Google is the pioneer of big data.  Technologies such as Google File System (GFS), BigTable and MapReduce formed the basis for open source Hadoop, which, more than any other technology, has brought big data within reach of the modern enterprise.

Google devised these technologies initially to perform web indexing.  Crawlers would discover changes to web pages, which would be loaded into GFS and periodically indexed using long running MapReduce jobs.

This batch approach to web indexing worked well for Google and drove a lot of its web search advantage.  But the delay between a website changing, and that change appearing in a web search, might be too long for the ever more demanding consumer.  Increasingly, we expect changes to be reflected in real time.

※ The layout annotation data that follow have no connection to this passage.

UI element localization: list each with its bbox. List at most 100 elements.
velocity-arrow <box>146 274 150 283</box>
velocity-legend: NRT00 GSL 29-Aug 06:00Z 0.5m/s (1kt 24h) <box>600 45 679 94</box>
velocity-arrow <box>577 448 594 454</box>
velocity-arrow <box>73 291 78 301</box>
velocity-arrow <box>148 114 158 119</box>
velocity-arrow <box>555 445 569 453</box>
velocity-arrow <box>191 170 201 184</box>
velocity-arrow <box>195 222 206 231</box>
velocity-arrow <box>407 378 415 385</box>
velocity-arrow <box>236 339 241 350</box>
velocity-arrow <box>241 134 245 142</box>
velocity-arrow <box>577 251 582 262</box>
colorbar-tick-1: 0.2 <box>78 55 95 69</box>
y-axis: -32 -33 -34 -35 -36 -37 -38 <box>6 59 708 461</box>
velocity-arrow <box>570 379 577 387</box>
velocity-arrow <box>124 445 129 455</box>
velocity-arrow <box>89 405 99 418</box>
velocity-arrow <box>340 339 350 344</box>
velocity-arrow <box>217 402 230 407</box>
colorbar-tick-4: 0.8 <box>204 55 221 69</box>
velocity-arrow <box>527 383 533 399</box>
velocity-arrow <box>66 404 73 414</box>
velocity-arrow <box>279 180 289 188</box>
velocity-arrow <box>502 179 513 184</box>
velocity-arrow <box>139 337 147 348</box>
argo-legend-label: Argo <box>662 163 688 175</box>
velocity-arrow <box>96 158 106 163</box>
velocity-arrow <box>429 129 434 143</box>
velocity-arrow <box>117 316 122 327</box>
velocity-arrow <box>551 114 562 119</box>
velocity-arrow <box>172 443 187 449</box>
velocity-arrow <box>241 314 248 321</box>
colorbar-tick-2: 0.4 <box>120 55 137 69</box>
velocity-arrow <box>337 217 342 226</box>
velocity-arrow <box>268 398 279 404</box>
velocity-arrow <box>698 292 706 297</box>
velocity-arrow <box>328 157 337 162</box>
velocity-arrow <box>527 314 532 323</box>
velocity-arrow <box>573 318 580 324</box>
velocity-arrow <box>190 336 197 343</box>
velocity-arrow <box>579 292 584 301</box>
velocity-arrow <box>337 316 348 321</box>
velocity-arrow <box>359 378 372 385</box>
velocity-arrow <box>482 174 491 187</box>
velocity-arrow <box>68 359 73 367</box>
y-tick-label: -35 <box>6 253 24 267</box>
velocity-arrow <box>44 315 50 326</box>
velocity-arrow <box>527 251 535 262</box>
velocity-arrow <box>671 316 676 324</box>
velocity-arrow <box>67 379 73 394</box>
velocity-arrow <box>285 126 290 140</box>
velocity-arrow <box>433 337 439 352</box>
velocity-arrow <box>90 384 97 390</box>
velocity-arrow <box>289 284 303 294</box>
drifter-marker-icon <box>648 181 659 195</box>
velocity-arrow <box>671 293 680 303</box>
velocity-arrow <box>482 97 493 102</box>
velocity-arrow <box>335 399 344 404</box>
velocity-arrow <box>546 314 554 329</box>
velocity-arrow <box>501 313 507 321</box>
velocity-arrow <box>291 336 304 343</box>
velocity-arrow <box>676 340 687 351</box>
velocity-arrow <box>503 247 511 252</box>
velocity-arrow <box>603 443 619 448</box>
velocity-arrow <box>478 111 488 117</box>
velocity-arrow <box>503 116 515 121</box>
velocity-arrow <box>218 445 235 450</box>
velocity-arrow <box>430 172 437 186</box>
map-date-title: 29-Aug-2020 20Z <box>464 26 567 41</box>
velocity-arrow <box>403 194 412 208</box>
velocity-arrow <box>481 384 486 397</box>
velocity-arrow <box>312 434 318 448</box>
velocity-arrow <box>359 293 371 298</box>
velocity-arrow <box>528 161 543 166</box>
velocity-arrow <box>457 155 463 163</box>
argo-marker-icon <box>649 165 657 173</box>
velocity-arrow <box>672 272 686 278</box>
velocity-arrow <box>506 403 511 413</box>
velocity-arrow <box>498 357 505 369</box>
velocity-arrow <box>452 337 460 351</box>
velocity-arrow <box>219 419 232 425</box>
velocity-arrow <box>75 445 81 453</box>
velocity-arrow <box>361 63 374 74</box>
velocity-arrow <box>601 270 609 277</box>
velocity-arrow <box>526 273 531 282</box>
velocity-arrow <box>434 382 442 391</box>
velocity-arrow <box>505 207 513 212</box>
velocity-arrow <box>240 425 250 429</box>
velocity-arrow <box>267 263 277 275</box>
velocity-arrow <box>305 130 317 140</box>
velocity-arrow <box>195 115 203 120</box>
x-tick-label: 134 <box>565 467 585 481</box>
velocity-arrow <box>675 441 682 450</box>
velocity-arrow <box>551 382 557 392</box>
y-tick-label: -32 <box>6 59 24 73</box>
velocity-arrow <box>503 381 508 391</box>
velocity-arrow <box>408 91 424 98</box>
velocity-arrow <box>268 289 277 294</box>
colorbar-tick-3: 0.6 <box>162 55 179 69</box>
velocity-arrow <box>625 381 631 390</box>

To solve this web search latency problem Google implemented the Caffeine system.  Caffeine - built on an indexing scheme known as Percolater – allows web indexes to be rebuilt incrementally.  Rather that rescanning all crawled pages every time an index is built, Caffeine scans only newly crawled documents and merges the results into the existing index.

Percolater and Caffeine massively reduce the latency for building web search indexes.  But they don’t solve the issue of low latency querying of Big Data.  MapReduce jobs take minutes, at best, or hours, at the worst.  This is acceptable for some of the more advanced predictive analytic and machine learning tasks for which Hadoop is favored.  But, for data exploration or real time query, something more interactive is needed.

To meet these needs, Google introduced the Dremel query system.  Like the popular Hadoop Hive system, it uses a familiar SQL syntax.  However, where Hive translates SQL-like statements into MapReduce jobs, Dremel executes queries directly against the underlying data.   While MapReduce can operate against loosely-typed or undefined data, Dremel requires that the data be held in a structured format described as nested columnar storage

Column databases such as Vertica and Sybase IQ physically cluster data items by column, rather than by row.  This is done to optimize aggregate style queries, somewhat at the expense of row level operations.  Dremel’s data model stores data in columns, but also supports nested structures, which allow a more complex organization reminiscent of that used in document-oriented databases.

Dremel queries are distributed hierarchically across the servers of the cluster.  Root and intermediate servers route the query to “leaf servers,” which contain the raw data that is then passed back up the tree for aggregation and eventual return to the client.  To those who’ve worked with relational systems, it resembles a giant distributed B-tree index-organized table.

The Dremel SQL-like syntax supports simple SELECT statements together with aggregate and filter operations (GROUP BY, WHERE).  It supports only “small” joins, where one of the tables is tiny (under 8MB).  The “tiny” table can be propagated throughout each node of the query.

Dremel has been used in Google since 2006, and has spawned a couple of open source imitators such as Apache Drill - which is supported by Hadoop vendor MapR - and OpenDremel, though the latter appears to be inactive.

Google also has made Dremel available publically in its BigQuery service.   BigQuery allows users to load data into Google’s Dremel servers, and then interactively query them using Dremel SQL syntax. 

Dremel, Caffeine and Percolator represent significant steps beyond the simpler Google technologies that formed the basis for Hadoop, and they might well represent the next stages in the evolution of enterprise big data solutions.   I would predict, however, that these will be evolutionary influences on Hadoop, rather than competing solutions.